General information
- Location: Zhengli Road and Wuchuan Road, Yangpu District, Shanghai China
- Coordinates: 31°18′36″N 121°29′31″E﻿ / ﻿31.309971°N 121.491872°E
- Line: Line 18
- Platforms: 2 (1 island platform)
- Tracks: 2

Construction
- Structure type: Underground
- Accessible: Yes

History
- Opened: 30 December 2021
- Previous names: Zhengli Road (政立路) Wuchuan Road (武川路)

Services
| Preceding station | Shanghai Metro |  |  | Following station |
| Yingao Road towards Kangwen Road |  | Line 18 |  | Fudan University towards Hangtou |

Location

= Shanghai University of Finance and Economics station =

Metro station in Shanghai, China

Shanghai University of Finance and Economics (上海财经大学 (上海財經大學, Shànghǎi Cáijīng Dàxué)), formerly named Zhengli Road (政立路 (Zhènglì Lù)), is a metro station as part of Line 18 of the Shanghai Metro.
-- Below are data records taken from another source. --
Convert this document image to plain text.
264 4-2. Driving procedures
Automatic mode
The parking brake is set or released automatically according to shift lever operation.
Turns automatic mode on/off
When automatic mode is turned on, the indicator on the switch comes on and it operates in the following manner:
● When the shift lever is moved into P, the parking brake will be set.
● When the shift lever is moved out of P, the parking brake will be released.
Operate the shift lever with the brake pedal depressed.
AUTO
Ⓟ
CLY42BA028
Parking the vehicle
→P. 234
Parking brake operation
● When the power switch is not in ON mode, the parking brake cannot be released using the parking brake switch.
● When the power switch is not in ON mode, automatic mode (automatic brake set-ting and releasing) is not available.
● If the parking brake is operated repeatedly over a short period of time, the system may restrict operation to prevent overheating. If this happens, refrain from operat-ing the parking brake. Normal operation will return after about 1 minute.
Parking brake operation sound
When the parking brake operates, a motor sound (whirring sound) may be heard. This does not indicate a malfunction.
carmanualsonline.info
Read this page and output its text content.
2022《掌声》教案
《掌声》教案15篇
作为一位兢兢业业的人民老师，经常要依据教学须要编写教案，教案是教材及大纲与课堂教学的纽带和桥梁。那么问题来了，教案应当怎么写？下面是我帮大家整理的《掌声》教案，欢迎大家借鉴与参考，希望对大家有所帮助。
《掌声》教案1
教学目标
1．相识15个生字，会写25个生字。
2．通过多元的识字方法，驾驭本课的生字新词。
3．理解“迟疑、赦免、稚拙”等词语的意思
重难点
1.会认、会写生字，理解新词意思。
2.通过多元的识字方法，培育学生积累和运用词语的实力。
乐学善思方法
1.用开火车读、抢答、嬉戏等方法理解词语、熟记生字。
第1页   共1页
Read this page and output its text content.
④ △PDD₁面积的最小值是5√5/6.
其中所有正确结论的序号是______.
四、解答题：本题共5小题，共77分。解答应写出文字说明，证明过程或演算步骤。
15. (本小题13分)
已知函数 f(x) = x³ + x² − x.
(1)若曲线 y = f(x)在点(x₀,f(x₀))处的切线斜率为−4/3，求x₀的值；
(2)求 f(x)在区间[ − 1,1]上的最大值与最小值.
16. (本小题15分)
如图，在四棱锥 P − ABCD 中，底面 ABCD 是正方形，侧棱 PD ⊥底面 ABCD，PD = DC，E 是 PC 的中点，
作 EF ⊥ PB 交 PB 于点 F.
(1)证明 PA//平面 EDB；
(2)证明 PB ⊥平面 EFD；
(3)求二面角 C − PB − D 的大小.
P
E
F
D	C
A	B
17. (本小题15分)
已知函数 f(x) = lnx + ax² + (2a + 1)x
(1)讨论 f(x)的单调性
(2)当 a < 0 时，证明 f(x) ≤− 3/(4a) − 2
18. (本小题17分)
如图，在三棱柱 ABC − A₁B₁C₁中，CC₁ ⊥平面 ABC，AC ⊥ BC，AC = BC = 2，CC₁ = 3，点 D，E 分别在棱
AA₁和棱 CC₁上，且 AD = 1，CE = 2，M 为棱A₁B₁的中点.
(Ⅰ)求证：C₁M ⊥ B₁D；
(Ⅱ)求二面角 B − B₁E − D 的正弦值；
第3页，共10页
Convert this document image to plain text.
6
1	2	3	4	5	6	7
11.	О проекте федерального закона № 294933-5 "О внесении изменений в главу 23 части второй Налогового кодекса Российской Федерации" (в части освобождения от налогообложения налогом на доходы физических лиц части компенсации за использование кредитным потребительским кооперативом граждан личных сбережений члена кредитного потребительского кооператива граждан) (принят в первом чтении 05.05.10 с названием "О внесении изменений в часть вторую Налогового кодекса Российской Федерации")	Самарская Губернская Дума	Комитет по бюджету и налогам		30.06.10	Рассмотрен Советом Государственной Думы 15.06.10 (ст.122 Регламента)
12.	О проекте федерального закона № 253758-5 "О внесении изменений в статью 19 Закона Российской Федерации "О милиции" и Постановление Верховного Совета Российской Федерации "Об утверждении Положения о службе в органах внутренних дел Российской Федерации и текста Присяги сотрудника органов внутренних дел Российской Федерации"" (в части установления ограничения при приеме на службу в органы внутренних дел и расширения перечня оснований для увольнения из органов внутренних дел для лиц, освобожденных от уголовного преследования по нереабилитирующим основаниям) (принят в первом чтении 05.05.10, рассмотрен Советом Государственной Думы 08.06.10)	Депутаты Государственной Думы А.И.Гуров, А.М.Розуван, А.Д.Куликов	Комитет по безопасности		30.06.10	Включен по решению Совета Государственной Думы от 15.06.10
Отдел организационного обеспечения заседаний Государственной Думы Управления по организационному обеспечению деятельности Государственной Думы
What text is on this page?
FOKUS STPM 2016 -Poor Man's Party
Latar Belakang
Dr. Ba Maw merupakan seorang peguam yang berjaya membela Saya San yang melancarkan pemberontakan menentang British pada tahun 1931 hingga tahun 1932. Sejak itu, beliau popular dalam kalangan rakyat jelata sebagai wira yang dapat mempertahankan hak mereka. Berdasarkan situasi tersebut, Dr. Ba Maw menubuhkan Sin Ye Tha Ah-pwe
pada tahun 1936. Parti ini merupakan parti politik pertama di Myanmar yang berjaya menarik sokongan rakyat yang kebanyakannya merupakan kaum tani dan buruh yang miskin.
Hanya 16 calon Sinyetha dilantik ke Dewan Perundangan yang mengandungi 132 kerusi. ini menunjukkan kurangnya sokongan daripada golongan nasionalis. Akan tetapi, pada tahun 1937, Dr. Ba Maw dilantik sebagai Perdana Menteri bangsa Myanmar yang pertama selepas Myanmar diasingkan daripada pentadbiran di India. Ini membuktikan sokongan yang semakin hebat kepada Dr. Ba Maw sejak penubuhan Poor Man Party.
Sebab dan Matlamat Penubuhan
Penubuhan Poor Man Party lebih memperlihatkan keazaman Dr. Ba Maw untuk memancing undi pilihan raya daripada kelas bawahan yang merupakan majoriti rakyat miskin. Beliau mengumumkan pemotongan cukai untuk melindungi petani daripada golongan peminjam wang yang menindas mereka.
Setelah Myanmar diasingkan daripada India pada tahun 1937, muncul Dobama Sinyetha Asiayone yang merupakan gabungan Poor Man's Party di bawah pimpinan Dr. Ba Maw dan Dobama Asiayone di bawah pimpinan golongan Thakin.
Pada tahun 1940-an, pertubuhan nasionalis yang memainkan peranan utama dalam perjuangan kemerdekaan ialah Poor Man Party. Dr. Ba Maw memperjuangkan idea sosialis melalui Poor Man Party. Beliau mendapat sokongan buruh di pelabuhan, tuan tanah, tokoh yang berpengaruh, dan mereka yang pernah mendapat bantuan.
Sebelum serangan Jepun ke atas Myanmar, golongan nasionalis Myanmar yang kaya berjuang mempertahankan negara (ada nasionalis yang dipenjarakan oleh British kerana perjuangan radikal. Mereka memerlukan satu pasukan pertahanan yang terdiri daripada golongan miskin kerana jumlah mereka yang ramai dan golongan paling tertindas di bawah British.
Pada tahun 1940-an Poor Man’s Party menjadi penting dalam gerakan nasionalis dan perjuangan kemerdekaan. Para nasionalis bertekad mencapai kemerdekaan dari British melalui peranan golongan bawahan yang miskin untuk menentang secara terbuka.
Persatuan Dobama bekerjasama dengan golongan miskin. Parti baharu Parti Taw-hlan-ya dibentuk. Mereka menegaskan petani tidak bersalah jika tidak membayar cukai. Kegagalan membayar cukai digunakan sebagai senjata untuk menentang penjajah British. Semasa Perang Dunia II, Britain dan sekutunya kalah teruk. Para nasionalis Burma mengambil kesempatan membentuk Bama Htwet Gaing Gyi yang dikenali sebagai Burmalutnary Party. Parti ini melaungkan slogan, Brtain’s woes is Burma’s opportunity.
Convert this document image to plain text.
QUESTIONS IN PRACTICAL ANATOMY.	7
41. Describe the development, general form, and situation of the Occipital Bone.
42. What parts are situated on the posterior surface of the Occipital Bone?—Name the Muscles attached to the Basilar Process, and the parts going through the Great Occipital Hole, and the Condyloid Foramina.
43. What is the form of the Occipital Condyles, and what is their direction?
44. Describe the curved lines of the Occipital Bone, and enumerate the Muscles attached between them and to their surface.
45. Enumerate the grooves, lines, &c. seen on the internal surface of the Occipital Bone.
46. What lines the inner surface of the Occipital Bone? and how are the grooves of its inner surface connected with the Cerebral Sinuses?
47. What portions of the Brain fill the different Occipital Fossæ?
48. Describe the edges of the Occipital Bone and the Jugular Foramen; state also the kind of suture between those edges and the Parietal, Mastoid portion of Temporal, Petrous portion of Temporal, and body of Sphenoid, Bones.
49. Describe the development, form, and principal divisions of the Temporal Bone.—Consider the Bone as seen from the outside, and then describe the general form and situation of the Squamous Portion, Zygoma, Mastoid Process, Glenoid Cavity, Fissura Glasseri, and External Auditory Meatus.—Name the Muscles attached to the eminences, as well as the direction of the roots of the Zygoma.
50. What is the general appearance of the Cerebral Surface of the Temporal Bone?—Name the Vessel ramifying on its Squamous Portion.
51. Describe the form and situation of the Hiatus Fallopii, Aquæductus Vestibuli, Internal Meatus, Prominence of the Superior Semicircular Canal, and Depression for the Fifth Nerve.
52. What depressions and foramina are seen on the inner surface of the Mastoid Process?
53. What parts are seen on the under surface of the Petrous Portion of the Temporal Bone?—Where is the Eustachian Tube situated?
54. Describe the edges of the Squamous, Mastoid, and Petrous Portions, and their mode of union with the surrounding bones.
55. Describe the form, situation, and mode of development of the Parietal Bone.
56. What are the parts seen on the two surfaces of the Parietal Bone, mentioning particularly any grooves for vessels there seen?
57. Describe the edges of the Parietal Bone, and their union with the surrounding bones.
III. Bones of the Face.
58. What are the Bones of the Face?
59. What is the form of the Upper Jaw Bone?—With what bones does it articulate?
Located at the intersection of Zhengli Road and Wuchuan Road in Yangpu District, Shanghai, the station opened with the rest of phase one of Line 18 on December 30, 2021. It is located near the main campus of the Shanghai University of Finance and Economics. During the planning stage of Line 18, the station was also known as Wuchuan Road (武川路).

It will also be a station on the proposed Shanghai Metro Line 20, as outlined in the five-year Shanghai urban rail transit plan by the National Development and Reform Commission in 2018.